Uzun süreli araç kiralama sözleşmeleri çerçevesinde kiralayan ve kiracı şirketler arasında yaşanan en büyük uyuşmazlık; kiralık araçlarla meydana gelen trafik kazaları ve bu kazalar sonucunda oluşan maddi yükümlülükler olmaktadır. Bunun yanı sıra, önümüzdeki dönemlerde yeni bir uyuşmazlık kaynağının da ortaya çıkması beklenmektedir: 05.10.2023 tarihinde Resmî Gazete’de yayınlanan Ulusal Taşıt Tanıma Sistemi (UTTS).

Ulusal Taşıt Tanıma Sistemi (UTTS); akaryakıt piyasasında rekabet eşitliğinin sağlanması ve kayıt dışı ekonomi ile mücadele edilmesi amacıyla düzenlenen ve akaryakıt alışverişlerinde araçlara ait akaryakıt harcamalarını otomatik olarak kayıt altına alan bir sistem olarak uygulamaya başlanmıştır. Bu kapsamda 31.01.2025 tarihi itibari ile UTTS başvuruları tamamlanmış olup geri kalan süreçte 30.04.2025 tarihine kadar Taşıt Tanıma Birimi montaj işlemlerinin tamamlanması gerekecektir. Ticari işletmeleri kapsamında yakıt giderlerini gider olarak göstermek ve buna bağlı vergi indiriminden yararlanmak isteyen ticari şirketlerin de 31.01.2025 tarihinden önce başvurularını tamamlayarak 30.04.2025 tarihine kadar montaj işlemlerini gerçekleştirmesi gerekmektedir.

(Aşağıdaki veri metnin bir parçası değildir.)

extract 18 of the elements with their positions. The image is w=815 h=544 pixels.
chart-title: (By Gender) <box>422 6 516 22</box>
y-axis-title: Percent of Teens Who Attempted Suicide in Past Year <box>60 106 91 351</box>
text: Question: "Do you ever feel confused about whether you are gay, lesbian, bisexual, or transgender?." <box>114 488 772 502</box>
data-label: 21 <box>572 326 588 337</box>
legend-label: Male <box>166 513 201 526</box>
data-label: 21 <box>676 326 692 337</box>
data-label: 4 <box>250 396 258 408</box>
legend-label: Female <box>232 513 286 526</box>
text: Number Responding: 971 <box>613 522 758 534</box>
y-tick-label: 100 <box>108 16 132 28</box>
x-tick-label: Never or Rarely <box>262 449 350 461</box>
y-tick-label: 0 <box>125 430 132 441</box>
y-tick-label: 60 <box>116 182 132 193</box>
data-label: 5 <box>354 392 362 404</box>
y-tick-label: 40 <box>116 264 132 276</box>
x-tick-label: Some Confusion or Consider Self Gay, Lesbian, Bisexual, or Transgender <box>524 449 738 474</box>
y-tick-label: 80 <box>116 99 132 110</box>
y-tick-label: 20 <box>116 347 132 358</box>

Ticari faaliyetleri kapsamında sürekli olarak araç kullanan şirketler için yakıt giderlerinin gider olarak kaydedilmesi büyük bir önem taşımaktadır. Sırf bu sebeple dahi şirketlerin araç kullanımları konusunda çok katı uygulamaları olduğu, hangi aracın hangi personel tarafından ne kadar kullanıldığının sıkı bir şekilde tespit edildiği ve yapılan yakıt harcamalarının düzenli olarak gider olarak kaydedildiği bilinmektedir. Şirketler açısından mali olarak etkili olan bu harcama kaleminde, UTTS düzenlemeleri ile birlikte akaryakıt satışlarındaki satış miktarları ile satışın yapıldığı araca ait bilgiler otomatik olarak kayıt altına alınacak olup; böylelikle herhangi bir vergi kaybının önüne geçilmesi planlanmaktadır. 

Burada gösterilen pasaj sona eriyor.